Calculate the score for all source nodes for a given set of weights.

Not used internally, but a convenient way to calculate the score distribution for an arbitrary set of weights to manually explore how the distribution varies with weight, or to visualise the score distributino with the trained model weights.

Parameters:
  • target (str) – Target node name to predict edges of type self.to_predict for.
  • weights (dict) – Keys are edge types, values are weights
Returns:
scores – Keys are edge types, values are dicts keyed by source node name and values are scores.
Return type:
dict

groupSparseAdjacency(target)

Adjacency for all nodes with known edges to the target vs all others.

Parameters:
target (str) – The name of the target node that we’re predicting edges to.
Returns:
grouped – The grouped adjacency matrix. Each element of the dict is one type of edge in the network. The output is the full (sparse) matrix.
Return type:
dict

k_fold(target, k, calculate_auc=False)

Modified k-fold cross validation.

This is a modidication of a standard k-fold cross validation. In this implementation, edges are deleted from the graph and a predictive model is then trained on this modified data. Therefore the test set is not entirely held out during training, instead it is included as true negative examples. The ability of the trained model to predict the deleted edges is determined in every fold.

Parameters:
  • target (str) – Target node name to predict edges of type self.to_predict for.
  • k (int) – The number of folds.
  • calculate_auc (bool) – If true, the AUC is calculated and returned for each model. Default False.
Returns:
all_folds – Each item in the list is a dict. The result is the output of self.predict with additional properties. ‘left_out_predicted’ : which of the deleted edges was predicted ‘proportion_predicted’ : proportion of all deleted edges that was predicted
Return type:
list

loo(target, calculate_auc=False)

Leave-one-out cross validation

In each iteration, a single edge from a source node to the target node is deleted. A predictive model is trained on this modified data to determine whether the model predicts the missing (deleted) edge.

Parameters:
  • target (str) – Target node name to predict edges of type self.to_predict for
  • calculate_auc (bool) – If true, the AUC is calculated and returned for each model. Default False.
Returns:
loo_results – Keys are names of known source nodes in the graph. Values are the objective function performance and whether the deleted edge was predicted.
Return type:
dict

normalisePredictorOverlap(filtered)

Perform feature normalisation to range 0-1.

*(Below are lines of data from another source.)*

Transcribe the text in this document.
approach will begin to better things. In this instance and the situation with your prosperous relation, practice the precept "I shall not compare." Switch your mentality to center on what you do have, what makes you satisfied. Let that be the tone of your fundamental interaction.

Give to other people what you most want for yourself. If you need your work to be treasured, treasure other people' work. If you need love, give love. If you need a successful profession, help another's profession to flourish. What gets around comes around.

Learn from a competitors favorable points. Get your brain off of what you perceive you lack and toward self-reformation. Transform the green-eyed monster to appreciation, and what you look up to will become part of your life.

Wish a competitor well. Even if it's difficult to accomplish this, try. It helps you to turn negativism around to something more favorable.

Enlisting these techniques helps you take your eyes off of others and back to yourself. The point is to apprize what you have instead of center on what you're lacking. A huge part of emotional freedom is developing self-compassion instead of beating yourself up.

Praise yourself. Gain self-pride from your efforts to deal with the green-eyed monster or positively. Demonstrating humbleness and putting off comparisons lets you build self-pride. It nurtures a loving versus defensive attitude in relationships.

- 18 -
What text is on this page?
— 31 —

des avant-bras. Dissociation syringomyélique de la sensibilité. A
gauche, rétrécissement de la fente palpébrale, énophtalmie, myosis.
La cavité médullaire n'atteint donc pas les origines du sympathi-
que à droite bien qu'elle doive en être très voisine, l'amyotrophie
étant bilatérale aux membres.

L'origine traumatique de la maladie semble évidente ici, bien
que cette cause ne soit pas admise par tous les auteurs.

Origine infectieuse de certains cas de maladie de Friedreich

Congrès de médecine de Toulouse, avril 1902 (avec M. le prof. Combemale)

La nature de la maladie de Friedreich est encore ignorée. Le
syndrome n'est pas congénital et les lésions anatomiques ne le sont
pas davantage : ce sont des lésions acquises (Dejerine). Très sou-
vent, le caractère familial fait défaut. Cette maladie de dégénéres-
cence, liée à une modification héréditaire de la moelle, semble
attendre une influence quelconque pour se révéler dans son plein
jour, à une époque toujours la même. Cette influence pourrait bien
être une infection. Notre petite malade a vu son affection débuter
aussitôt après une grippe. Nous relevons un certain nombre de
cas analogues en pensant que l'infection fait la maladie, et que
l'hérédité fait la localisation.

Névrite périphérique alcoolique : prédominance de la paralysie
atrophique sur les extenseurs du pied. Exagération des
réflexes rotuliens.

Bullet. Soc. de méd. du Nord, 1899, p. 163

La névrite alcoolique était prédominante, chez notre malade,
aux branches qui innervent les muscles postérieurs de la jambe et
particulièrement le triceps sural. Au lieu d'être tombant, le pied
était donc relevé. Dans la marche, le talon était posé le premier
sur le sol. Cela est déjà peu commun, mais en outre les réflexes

The raw adjacencies for each feature are divided by the max value for that feature.

Parameters:
filtered (dict) – output of self.filterSparseAdjacency
Returns:
  • all_normalised (dict) – Keys are edge types, values are dicts. The nexted dict is keyed by source node name and values are normalised adjacencies.
  • all_overlap_max (dict) – Keys are edge types, values are the max adjacency in for that edge type.

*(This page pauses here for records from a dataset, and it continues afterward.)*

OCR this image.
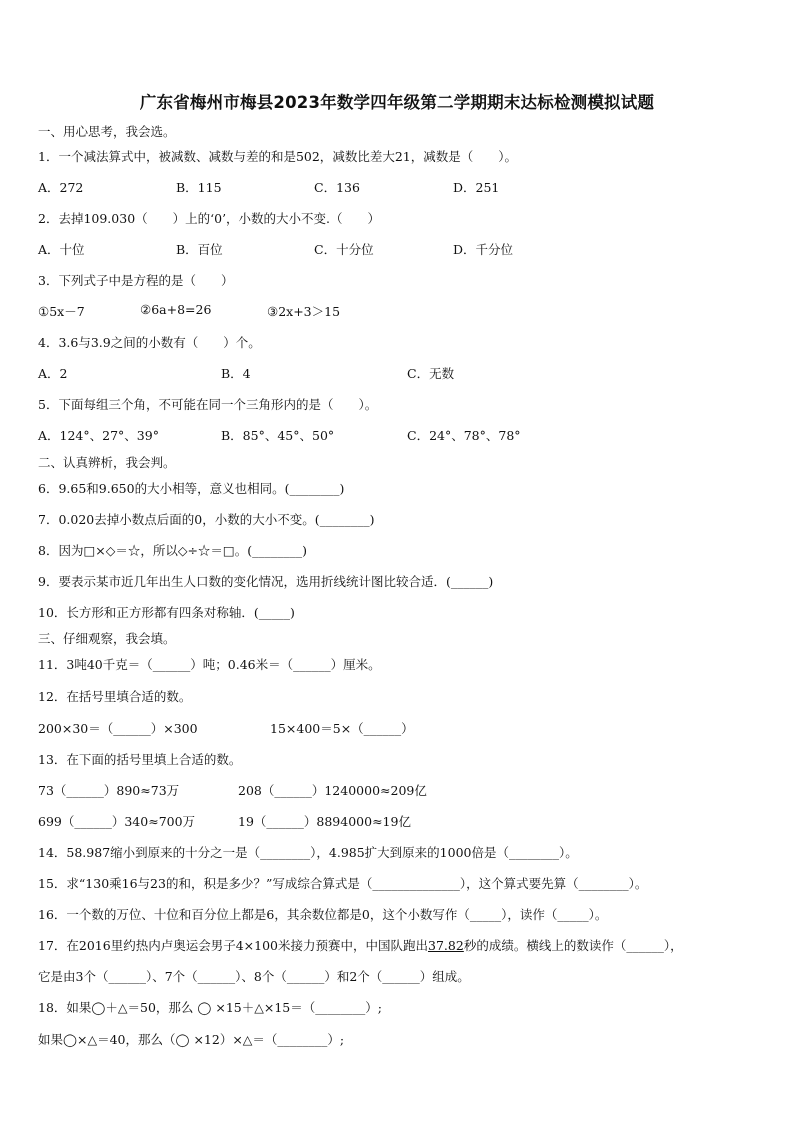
广东省梅州市梅县2023年数学四年级第二学期期末达标检测模拟试题
一、用心思考，我会选。
1．一个减法算式中，被减数、减数与差的和是502，减数比差大21，减数是（　　）。
A．272	B．115	C．136	D．251
2．去掉109.030（　　）上的‘0’，小数的大小不变.（　　）
A．十位	B．百位	C．十分位	D．千分位
3．下列式子中是方程的是（　　）
①5x－7	②6a+8=26	③2x+3＞15
4．3.6与3.9之间的小数有（　　）个。
A．2	B．4	C．无数
5．下面每组三个角，不可能在同一个三角形内的是（　　）。
A．124°、27°、39°	B．85°、45°、50°	C．24°、78°、78°
二、认真辨析，我会判。
6．9.65和9.650的大小相等，意义也相同。(________)
7．0.020去掉小数点后面的0，小数的大小不变。(________)
8．因为□×◇＝☆，所以◇÷☆＝□。(________)
9．要表示某市近几年出生人口数的变化情况，选用折线统计图比较合适．(______)
10．长方形和正方形都有四条对称轴．(_____)
三、仔细观察，我会填。
11．3吨40千克＝（______）吨；0.46米＝（______）厘米。
12．在括号里填合适的数。
200×30＝（______）×300	15×400＝5×（______）
13．在下面的括号里填上合适的数。
73（______）890≈73万	208（______）1240000≈209亿
699（______）340≈700万	19（______）8894000≈19亿
14．58.987缩小到原来的十分之一是（________），4.985扩大到原来的1000倍是（________）。
15．求“130乘16与23的和，积是多少？”写成综合算式是（______________），这个算式要先算（________）。
16．一个数的万位、十位和百分位上都是6，其余数位都是0，这个小数写作（_____），读作（_____）。
17．在2016里约热内卢奥运会男子4×100米接力预赛中，中国队跑出37.82秒的成绩。横线上的数读作（______），
它是由3个（______）、7个（______）、8个（______）和2个（______）组成。
18．如果◯＋△＝50，那么 ◯ ×15＋△×15＝（________）;
如果◯×△＝40，那么（◯ ×12）×△＝（________）;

predict(target, calculate_auc=False)

Train a predictive model for a given target.

Optimum parameters are found using a grid search.

Parameters:
  • target (str) – target node name to predict edges of type self.to_predict for
  • calculate_auc (bool) – If True, the AUC is calculated and included in the output. Default False.
Returns:
optimisation_result – Predictions from the trained model and various standard metrics such as precision, recall, F1, etc. Output contains the model target and objective function so the results are self-describing. The most important proporties are: ‘all_hits’ : all hit source nodes from the model ‘new_hits’ : all hits from the model that are not known in the input graph ‘known_hits’ : all hits from the model that are known in the input graph ‘weights’ : dict of parameters in the trained model, keys are edge types ‘threshold’ : threshold of trained model
Return type:
dict

predictAll(calculate_auc=False)

Train predictive models for all target nodes.

Train predictive model for all target nodes of edges with the type self.to_predict. Not all targets will necessarily results in models depending on whether any enriched features are identified, and on self.require_all_predictors. The results is the same as manually calling self.predict on each target, this function is for convenience.

Parameters:
calculate_auc (bool) – If true, the AUC is calculated and returned for each model. Default False.
Returns:
all_results – Keys are model target node names, values are the output of self.predict()
Return type:
dict

preprocess()

Automates the first two steps to prepare data for training loop

Does not need to be called manually.

Parameters:
self (object) –
Returns:
Internal network representation is updated
Return type:
None

score(overlaps)

Calculate the final score for each source node from weighted features.

Parameters:
overlaps (dict) – output from self.weightPredictorOverlap, normalised and weighted features for each source node
Returns:
scores – Keys are edge types, values are dicts keyed by source node name and values are scores.
Return type:
dict

sparseAdjacency()

Efficient representation of sparse adjacency matrix.

Updates self.graphs generated from csv input with a sparse adjacency matrix. Edges are stored in both directions: source to target (ST) and target to source (TS). The representation is a dict where keys are node names and values are sets of other nodes connected with an edge of each type. There is one dict per edge type in the input data.

Parameters:
self (object) –
Returns:
Internal network representation is updated.
Return type:
None

weightPredictorOverlap(overlaps, weights)

Multiply each feature by a weight.

Parameters:
  • overlaps (dict) – output of normalisePredictorOverlap
  • weights (dict) – Keys are edge types, values are weights
Returns:
weighted – dict with same structure as input overlaps, but with all values multiplied by their respective weights
Return type:
dict